Je pense que le principal inconvénient est le fait que les deux parties perçoivent comme un « obstacle » la distance géographique. Il y a, également, l’absence d’une connaissance approfondie des réalités productives et du potentiel économique et commercial que nos deux pays peuvent concrétiser. Cependant, cette impression peut disparaître en établissant un réseau dense de contacts sur tous les plans et dans tous les secteurs de notre relation bilatérale, et pas seulement sur le plan commercial ou économique. C’est dans cette perspective que nous travaillons depuis notre ambassade. A titre d’exemple, ces dernières années, nous avons reçu en Tunisie deux ministres argentins des affaires étrangères (en 2018 et 2021) ainsi que deux sous-secrétaires d’Etat pour les affaires politiques et économiques en (2022).

Dans le cas particulier des hommes d’affaires, certains secteurs sont prioritaires pour nous : le secteur pharmaceutique, le secteur des radars météorologiques et le positionnement de l’Argentine en tant que partenaire fiable dans le contexte des politiques de sécurité alimentaire de la Tunisie. Ce dernier point est dû à notre position de leader en tant qu’exportateur de produits alimentaires. Par ailleurs, nous identifions un potentiel dans le secteur des machines agricoles et des produits technologiques et machines pour le secteur de la transformation de la viande, ainsi que des possibilités de complémentarité dans certains domaines de l’industrie automobile et des composants automobiles (en particulier le segment de Pickups).

En outre, nous considérons qu’une mission commerciale multisectorielle d’hommes d’affaires tunisiens en Argentine pourrait être très opportune, afin qu’ils puissent voir sur le terrain les différentes opportunités d’affaires qui existent pour les produits tunisiens, et pas seulement pour les produits d’exportation classiques tels que l’huile d’olive, le phosphate ou les dattes. 

L’Argentine propose-elle des structures d’accompagnement pour les projets tunisiens d’import/export ?

 L’Argentine dispose d’un réseau de structures institutionnelles destinées à accompagner les investisseurs et les hommes d’affaires étrangers qui viennent visiter notre pays. D’une part, au sein du ministère des affaires étrangères, ils existent des entités telles que le sous-secrétariat pour la promotion du commerce et de l’investissement, qui comprend des départements dont l’objectif est l’organisation de missions commerciales, sectorielles et multisectorielles.
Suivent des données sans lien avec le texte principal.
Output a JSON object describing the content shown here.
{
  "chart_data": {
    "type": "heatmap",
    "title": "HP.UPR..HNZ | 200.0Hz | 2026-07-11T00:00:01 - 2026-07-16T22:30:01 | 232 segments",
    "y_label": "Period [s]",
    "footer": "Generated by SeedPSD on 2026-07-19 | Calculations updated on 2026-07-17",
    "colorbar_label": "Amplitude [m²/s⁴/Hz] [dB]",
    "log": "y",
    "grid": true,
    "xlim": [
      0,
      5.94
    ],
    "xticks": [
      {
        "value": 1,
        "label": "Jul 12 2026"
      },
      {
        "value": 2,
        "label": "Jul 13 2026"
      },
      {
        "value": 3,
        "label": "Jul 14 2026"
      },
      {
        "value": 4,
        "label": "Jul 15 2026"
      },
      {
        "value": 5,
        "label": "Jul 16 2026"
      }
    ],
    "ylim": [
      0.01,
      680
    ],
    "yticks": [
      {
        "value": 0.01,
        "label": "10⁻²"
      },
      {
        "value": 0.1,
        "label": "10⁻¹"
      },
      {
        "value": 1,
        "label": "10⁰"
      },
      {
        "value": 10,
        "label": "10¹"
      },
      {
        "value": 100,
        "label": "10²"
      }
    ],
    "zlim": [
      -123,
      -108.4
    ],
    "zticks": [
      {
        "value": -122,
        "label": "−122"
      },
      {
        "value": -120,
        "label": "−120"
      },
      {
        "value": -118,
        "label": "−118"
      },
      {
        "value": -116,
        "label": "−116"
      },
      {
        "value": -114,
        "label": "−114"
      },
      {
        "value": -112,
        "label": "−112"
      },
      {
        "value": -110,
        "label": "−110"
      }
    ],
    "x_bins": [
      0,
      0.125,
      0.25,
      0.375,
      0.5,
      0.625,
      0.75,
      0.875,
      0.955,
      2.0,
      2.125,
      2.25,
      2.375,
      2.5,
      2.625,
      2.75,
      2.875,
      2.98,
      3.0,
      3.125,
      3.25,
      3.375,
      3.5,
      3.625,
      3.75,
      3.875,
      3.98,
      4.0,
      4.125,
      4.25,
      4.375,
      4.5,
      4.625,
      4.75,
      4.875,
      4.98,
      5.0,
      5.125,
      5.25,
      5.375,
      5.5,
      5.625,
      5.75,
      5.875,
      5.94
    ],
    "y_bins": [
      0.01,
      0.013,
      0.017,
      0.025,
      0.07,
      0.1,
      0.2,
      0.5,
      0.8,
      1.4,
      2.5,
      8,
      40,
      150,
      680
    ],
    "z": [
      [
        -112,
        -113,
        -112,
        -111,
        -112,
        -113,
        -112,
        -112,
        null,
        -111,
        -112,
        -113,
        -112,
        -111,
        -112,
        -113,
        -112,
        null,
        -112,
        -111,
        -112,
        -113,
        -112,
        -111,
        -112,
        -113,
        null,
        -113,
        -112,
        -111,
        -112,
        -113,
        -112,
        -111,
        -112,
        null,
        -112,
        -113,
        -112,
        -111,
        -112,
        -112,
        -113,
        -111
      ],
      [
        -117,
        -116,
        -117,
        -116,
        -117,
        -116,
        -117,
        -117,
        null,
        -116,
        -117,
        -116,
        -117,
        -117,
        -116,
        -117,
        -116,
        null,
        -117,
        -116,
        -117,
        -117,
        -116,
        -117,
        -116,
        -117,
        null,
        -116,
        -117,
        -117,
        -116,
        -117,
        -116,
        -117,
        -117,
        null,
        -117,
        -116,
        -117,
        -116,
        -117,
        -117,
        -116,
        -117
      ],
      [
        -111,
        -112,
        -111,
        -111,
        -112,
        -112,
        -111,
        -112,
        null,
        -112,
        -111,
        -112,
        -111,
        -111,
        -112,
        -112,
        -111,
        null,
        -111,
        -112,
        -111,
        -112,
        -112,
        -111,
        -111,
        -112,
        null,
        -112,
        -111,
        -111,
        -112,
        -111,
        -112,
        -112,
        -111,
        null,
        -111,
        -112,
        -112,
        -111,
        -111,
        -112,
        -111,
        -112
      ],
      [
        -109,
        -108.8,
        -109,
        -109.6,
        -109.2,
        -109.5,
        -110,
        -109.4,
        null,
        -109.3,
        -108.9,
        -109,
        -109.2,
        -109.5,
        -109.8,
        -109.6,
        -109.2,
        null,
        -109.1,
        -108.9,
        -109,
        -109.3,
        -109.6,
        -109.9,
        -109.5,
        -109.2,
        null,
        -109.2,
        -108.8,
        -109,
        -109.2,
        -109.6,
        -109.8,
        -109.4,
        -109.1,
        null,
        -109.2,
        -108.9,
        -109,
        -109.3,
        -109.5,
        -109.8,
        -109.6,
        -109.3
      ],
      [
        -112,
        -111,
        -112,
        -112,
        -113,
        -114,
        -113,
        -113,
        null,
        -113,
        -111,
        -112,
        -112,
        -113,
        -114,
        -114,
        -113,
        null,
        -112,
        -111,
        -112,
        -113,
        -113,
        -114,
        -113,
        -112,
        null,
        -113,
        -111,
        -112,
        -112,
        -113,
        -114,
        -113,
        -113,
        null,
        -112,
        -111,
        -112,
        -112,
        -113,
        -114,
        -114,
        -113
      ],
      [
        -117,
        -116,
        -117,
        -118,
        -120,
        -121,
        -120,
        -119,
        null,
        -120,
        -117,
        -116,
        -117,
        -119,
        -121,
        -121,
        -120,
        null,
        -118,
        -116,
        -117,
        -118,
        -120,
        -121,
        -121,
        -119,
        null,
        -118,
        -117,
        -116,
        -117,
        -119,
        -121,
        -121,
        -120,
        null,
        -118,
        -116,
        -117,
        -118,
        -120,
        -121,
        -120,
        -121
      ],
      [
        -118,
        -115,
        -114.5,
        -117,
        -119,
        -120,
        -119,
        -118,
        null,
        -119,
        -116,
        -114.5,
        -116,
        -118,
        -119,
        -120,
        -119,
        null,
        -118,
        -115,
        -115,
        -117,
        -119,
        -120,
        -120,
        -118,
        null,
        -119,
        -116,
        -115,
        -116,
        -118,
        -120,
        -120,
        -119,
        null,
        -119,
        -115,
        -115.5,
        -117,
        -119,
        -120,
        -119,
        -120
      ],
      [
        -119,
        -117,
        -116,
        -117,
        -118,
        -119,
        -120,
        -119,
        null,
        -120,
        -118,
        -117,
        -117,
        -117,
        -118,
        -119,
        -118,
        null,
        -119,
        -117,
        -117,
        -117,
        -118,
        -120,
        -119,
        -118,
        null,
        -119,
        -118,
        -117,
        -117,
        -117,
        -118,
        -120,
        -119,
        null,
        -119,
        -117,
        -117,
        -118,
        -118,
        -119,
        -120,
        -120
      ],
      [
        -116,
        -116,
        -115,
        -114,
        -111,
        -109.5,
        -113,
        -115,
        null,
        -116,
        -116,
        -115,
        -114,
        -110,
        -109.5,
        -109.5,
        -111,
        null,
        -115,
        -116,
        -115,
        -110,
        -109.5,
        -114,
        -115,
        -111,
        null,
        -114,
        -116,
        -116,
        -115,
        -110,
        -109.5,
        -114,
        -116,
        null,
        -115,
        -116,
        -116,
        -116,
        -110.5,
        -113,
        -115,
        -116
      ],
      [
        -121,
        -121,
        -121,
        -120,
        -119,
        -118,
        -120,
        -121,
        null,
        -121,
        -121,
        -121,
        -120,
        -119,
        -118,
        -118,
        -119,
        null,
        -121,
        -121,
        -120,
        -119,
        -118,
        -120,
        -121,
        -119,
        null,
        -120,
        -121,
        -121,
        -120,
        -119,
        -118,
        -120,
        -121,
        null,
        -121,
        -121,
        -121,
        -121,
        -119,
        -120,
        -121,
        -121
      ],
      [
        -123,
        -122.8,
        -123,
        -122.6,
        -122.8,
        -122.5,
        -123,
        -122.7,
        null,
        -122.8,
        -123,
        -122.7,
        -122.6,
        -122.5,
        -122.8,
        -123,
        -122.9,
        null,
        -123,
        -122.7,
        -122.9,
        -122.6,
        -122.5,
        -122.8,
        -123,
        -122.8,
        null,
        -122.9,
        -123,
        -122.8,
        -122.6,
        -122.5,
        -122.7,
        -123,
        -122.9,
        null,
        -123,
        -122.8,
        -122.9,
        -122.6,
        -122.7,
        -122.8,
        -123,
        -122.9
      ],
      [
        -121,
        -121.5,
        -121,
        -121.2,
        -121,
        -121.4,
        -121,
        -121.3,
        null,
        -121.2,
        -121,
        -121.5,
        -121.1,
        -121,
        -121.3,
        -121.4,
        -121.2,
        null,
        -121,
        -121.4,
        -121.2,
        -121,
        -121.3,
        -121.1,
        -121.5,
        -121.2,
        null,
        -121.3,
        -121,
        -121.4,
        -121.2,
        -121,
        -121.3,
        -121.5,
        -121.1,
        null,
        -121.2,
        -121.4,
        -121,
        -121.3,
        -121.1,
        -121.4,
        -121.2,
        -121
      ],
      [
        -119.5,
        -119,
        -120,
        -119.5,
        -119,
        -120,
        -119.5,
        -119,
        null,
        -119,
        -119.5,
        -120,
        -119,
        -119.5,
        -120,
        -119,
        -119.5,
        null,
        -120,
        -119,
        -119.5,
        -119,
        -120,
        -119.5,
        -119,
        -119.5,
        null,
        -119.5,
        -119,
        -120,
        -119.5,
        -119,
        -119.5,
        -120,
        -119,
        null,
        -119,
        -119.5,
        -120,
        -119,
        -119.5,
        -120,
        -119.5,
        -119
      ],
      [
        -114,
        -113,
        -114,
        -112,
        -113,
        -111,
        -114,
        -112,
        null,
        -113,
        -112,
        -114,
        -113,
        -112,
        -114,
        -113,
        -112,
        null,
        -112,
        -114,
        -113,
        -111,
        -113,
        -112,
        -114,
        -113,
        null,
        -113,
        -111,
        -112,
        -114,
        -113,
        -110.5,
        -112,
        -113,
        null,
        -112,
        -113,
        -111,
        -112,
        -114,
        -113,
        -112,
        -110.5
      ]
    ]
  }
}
De même, ces départements offrent des services pour l’accueil des missions commerciales étrangères et l’organisation de séminaires, de réunions B2B, G2G, road shows, etc., afin de rendre les visites le plus fructueuses possible. D’autre part, nous disposons également de l’Agence nationale pour la promotion des exportations et des investissements, sous l’égide du ministère des affaires étrangères, laquelle ne se limite pas seulement à promouvoir les exportations, mais se focalise aussi sur les PME et sur la simplification des projets d’investissement productif.